Phosphodiesterase Inhibitors: A Therapeutic Augmentation for Treatment of Cognitive Impairment

Abstract

Cognitive dysfunction is a loss of intellectual skills. This can affect the thoughts, memories and abilities of reasoning of a person. Dementia is considered to be one of the cognitive dysfunction neuropsychological hallmarks. It is estimated to be prevalent in around 81.1 million people worldwide by 2040. Significant progress has been made in understanding the pathological basis of these disorders over the last few decades. In experimental models of neurological disease, the transmutation of intracellular signalling pathways involving cognitive deficits, synaptic dysfunction, loading of β-amyloid plaques or presynaptic density in hippocampus has demonstrated a therapeutic benefit. Cyclic adenosine monophosphate (cyclic AMP) and cyclic guanosine monophosphate (cyclic GMP) are two such targets for intracellular signalling, which produced beneficial cellular effects in CNS pathologies after elevation. These second messengers strengthen signals at cell surface receptors and within the cell, making them an essential element in signal transduction and necessary for cellular signalling in various cell functions such as the release of neurotransmitters.
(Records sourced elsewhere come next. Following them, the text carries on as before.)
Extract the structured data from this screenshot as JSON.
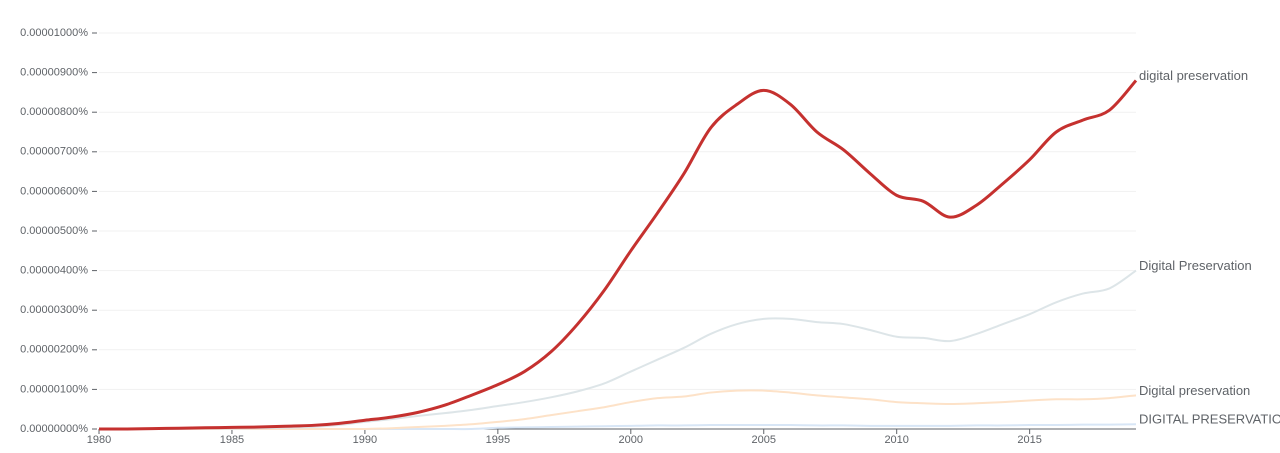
{
  "chart_data": {
    "type": "line",
    "x": [
      1980,
      1981,
      1982,
      1983,
      1984,
      1985,
      1986,
      1987,
      1988,
      1989,
      1990,
      1991,
      1992,
      1993,
      1994,
      1995,
      1996,
      1997,
      1998,
      1999,
      2000,
      2001,
      2002,
      2003,
      2004,
      2005,
      2006,
      2007,
      2008,
      2009,
      2010,
      2011,
      2012,
      2013,
      2014,
      2015,
      2016,
      2017,
      2018,
      2019
    ],
    "xlim": [
      1980,
      2019
    ],
    "xticks": [
      1980,
      1985,
      1990,
      1995,
      2000,
      2005,
      2010,
      2015
    ],
    "ylim": [
      0,
      1e-05
    ],
    "yticks": [
      {
        "value": 0,
        "label": "0.00000000%"
      },
      {
        "value": 1e-06,
        "label": "0.00000100%"
      },
      {
        "value": 2e-06,
        "label": "0.00000200%"
      },
      {
        "value": 3e-06,
        "label": "0.00000300%"
      },
      {
        "value": 4e-06,
        "label": "0.00000400%"
      },
      {
        "value": 5e-06,
        "label": "0.00000500%"
      },
      {
        "value": 6e-06,
        "label": "0.00000600%"
      },
      {
        "value": 7e-06,
        "label": "0.00000700%"
      },
      {
        "value": 8e-06,
        "label": "0.00000800%"
      },
      {
        "value": 9e-06,
        "label": "0.00000900%"
      },
      {
        "value": 1e-05,
        "label": "0.00001000%"
      }
    ],
    "grid": true,
    "series": [
      {
        "name": "digital preservation",
        "color": "#c5312f",
        "values": [
          0,
          0,
          1e-08,
          2e-08,
          3e-08,
          4e-08,
          5e-08,
          7e-08,
          9e-08,
          1.4e-07,
          2.2e-07,
          3e-07,
          4.2e-07,
          6e-07,
          8.5e-07,
          1.12e-06,
          1.45e-06,
          1.95e-06,
          2.65e-06,
          3.5e-06,
          4.5e-06,
          5.45e-06,
          6.45e-06,
          7.6e-06,
          8.2e-06,
          8.55e-06,
          8.2e-06,
          7.5e-06,
          7.05e-06,
          6.45e-06,
          5.9e-06,
          5.75e-06,
          5.35e-06,
          5.65e-06,
          6.2e-06,
          6.8e-06,
          7.5e-06,
          7.8e-06,
          8.05e-06,
          8.8e-06
        ]
      },
      {
        "name": "Digital Preservation",
        "color": "#dde5e8",
        "values": [
          0,
          0,
          0,
          0,
          1e-08,
          1e-08,
          2e-08,
          3e-08,
          5e-08,
          1e-07,
          1.8e-07,
          2.5e-07,
          3.3e-07,
          4e-07,
          4.8e-07,
          5.8e-07,
          6.8e-07,
          8e-07,
          9.5e-07,
          1.15e-06,
          1.45e-06,
          1.75e-06,
          2.05e-06,
          2.4e-06,
          2.65e-06,
          2.78e-06,
          2.78e-06,
          2.7e-06,
          2.65e-06,
          2.5e-06,
          2.33e-06,
          2.3e-06,
          2.22e-06,
          2.4e-06,
          2.65e-06,
          2.9e-06,
          3.2e-06,
          3.42e-06,
          3.55e-06,
          4e-06
        ]
      },
      {
        "name": "Digital preservation",
        "color": "#fde2c8",
        "values": [
          0,
          0,
          0,
          0,
          0,
          0,
          0,
          0,
          0,
          0,
          0,
          2e-08,
          5e-08,
          8e-08,
          1.2e-07,
          1.8e-07,
          2.5e-07,
          3.5e-07,
          4.5e-07,
          5.5e-07,
          6.8e-07,
          7.8e-07,
          8.2e-07,
          9.2e-07,
          9.7e-07,
          9.7e-07,
          9.2e-07,
          8.5e-07,
          8e-07,
          7.5e-07,
          6.8e-07,
          6.5e-07,
          6.3e-07,
          6.5e-07,
          6.8e-07,
          7.2e-07,
          7.5e-07,
          7.5e-07,
          7.8e-07,
          8.5e-07
        ]
      },
      {
        "name": "DIGITAL PRESERVATION",
        "color": "#d8e6f6",
        "values": [
          0,
          0,
          0,
          0,
          0,
          0,
          0,
          0,
          0,
          0,
          0,
          0,
          0,
          0,
          0,
          3e-08,
          4e-08,
          5e-08,
          6e-08,
          7e-08,
          8e-08,
          9e-08,
          9e-08,
          1e-07,
          1e-07,
          1e-07,
          1e-07,
          9e-08,
          9e-08,
          8e-08,
          8e-08,
          8e-08,
          8e-08,
          9e-08,
          9e-08,
          1e-07,
          1e-07,
          1.1e-07,
          1.1e-07,
          1.2e-07
        ]
      }
    ]
  }
}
Although the concentration of cyclic nucleotides depends on the rate of their synthesis by adenylate or guanylate cyclase’s, however, their breakdown is regulated through phosphodiesterase’s (PDEs) which are capable of employ tight, selective control over cyclic nucleotide signaling through the hydrolysis of cAMP/cGMP. PDE inhibition is therefore thought to be a new strategy for building cyclic nucleotide levels in the brain. This review evaluated recent studies and development with a focus on cognitive decline, but due to adverse effects, there are still very few PDE inhibitors for clinical use in neurology. Therefore, more specific inhibitors must be looked for at the level of PDE subclasses and their isoforms.